Rome:  Seven weeks before the general election in Italy, the centre-left alliance has won over more parties, but one recently acquired partner has already withdrawn again due to the new additions.

Over the weekend, the Greens, the Italian Left and also the new party of Foreign Minister Luigi Di Maio, Civic Commitment, joined the alliance led by the Social Democrats (PD), reports dpa news agency.

Already on August 2, the PD of former Prime Minister Enrico Letta had signed an agreement with two centre parties.

However, the centre party Action, which had been the first to join, said it would leave the alliance again after the new additions had been announced.

Party leader and former minister Carlo Calenda said in a televised interview: “I don’t feel comfortable anymore.

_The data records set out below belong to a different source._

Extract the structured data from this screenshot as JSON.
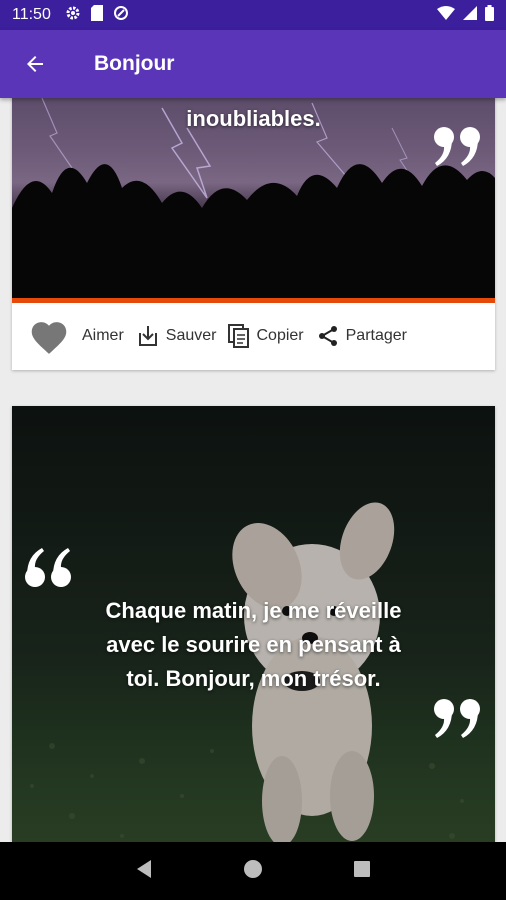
{
  "status_bar": {
    "time": "11:50"
  },
  "app_bar": {
    "title": "Bonjour"
  },
  "cards": [
    {
      "quote_text": "inoubliables.",
      "accent_color": "#e64a0a"
    },
    {
      "quote_text_lines": [
        "Chaque matin, je me réveille",
        "avec le sourire en pensant à",
        "toi. Bonjour, mon trésor."
      ]
    }
  ],
  "actions": {
    "like": "Aimer",
    "save": "Sauver",
    "copy": "Copier",
    "share": "Partager"
  },
  "colors": {
    "status_bar": "#3c1f9c",
    "app_bar": "#5a35b8",
    "accent": "#e64a0a"
  }
}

It’s undignified to do politics like this.”

Letta, for his part, commented on Twitter that “it seems to me that Calenda is the only possible partner for Calenda”.

In the Italian electoral system, which allocates part of its seats in parliament according to pure majority voting, such alliances are crucial for success.

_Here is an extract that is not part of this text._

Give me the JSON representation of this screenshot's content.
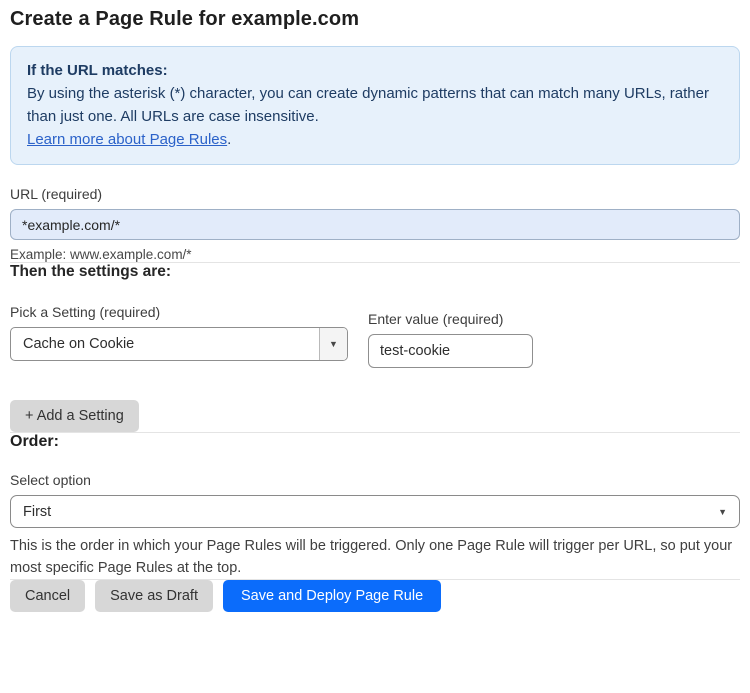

Shortly after the fall of Prime Minister Mario Draghi’s government in July, the centre-right bloc had already agreed to cooperate.

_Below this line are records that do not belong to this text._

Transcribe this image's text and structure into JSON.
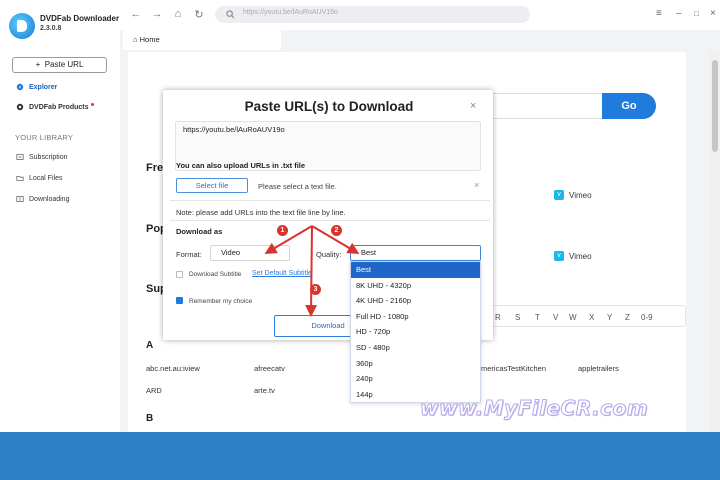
{
  "app": {
    "name": "DVDFab Downloader",
    "version": "2.3.0.8"
  },
  "sidebar": {
    "paste_label": "Paste URL",
    "items": [
      {
        "label": "Explorer",
        "icon": "explorer-icon"
      },
      {
        "label": "DVDFab Products",
        "icon": "products-icon"
      }
    ],
    "library_heading": "YOUR LIBRARY",
    "library_items": [
      {
        "label": "Subscription",
        "icon": "subscription-icon"
      },
      {
        "label": "Local Files",
        "icon": "folder-icon"
      },
      {
        "label": "Downloading",
        "icon": "download-icon"
      }
    ]
  },
  "topbar": {
    "url": "https://youtu.be/lAuRoAUV19o"
  },
  "tab": {
    "label": "Home"
  },
  "main": {
    "go_label": "Go",
    "sections": [
      "Free",
      "Pop",
      "Sup"
    ],
    "sites_row1_partial": "am",
    "vimeo": "Vimeo",
    "letters": [
      "R",
      "S",
      "T",
      "V",
      "W",
      "X",
      "Y",
      "Z",
      "0-9"
    ],
    "group_a": "A",
    "a_sites": [
      "abc.net.au:iview",
      "afreecatv",
      "mericasTestKitchen",
      "appletrailers",
      "ARD",
      "arte.tv"
    ],
    "group_b": "B"
  },
  "dialog": {
    "title": "Paste URL(s) to Download",
    "url_value": "https://youtu.be/lAuRoAUV19o",
    "upload_note": "You can also upload URLs in .txt file",
    "select_file": "Select file",
    "select_hint": "Please select a text file.",
    "note": "Note: please add URLs into the text file line by line.",
    "download_as": "Download as",
    "format_label": "Format:",
    "format_value": "Video",
    "quality_label": "Quality:",
    "quality_value": "Best",
    "subtitle_label": "Download Subtitle",
    "subtitle_link": "Set Default Subtitle",
    "remember_label": "Remember my choice",
    "download_label": "Download",
    "subtitle_checked": false,
    "remember_checked": true
  },
  "quality_options": [
    "Best",
    "8K UHD - 4320p",
    "4K UHD - 2160p",
    "Full HD - 1080p",
    "HD - 720p",
    "SD - 480p",
    "360p",
    "240p",
    "144p"
  ],
  "annotations": [
    "1",
    "2",
    "3"
  ],
  "watermark": "www.MyFileCR.com",
  "colors": {
    "accent": "#1f7bdc",
    "arrow": "#d9342b",
    "banner": "#2f7fc6"
  }
}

In opinion polls, the three right-wing parties Brothers of Italy, the League and Forza Italia (Forward/Let’s Go, Italy) are leading and have the best prospects of winning the election on September 25.

The strongest force could be the post-fascist Brothers of Italy, whose leader Giorgia Meloni wants to become prime minister.

The centre-left alliance is purely a union of convenience to prevent a far-right government. The parties differ strongly in their programmes.

In the past few days, leading politicians have sometimes been fierce in their attacks on each other, especially on social media, and in some cases are still doing so even after the cooperation has been sealed.

There is to be no electoral cooperation with the Five Star Movement (M5S), which was still the strongest party in the 2018 elections but has recently slumped in the polls and seen the resignation of Foreign Minister Di Maio and other parliamentarians.

Former Prime Minister Matteo Renzi and his small party Italia Viva (Italy Alive) were also left out.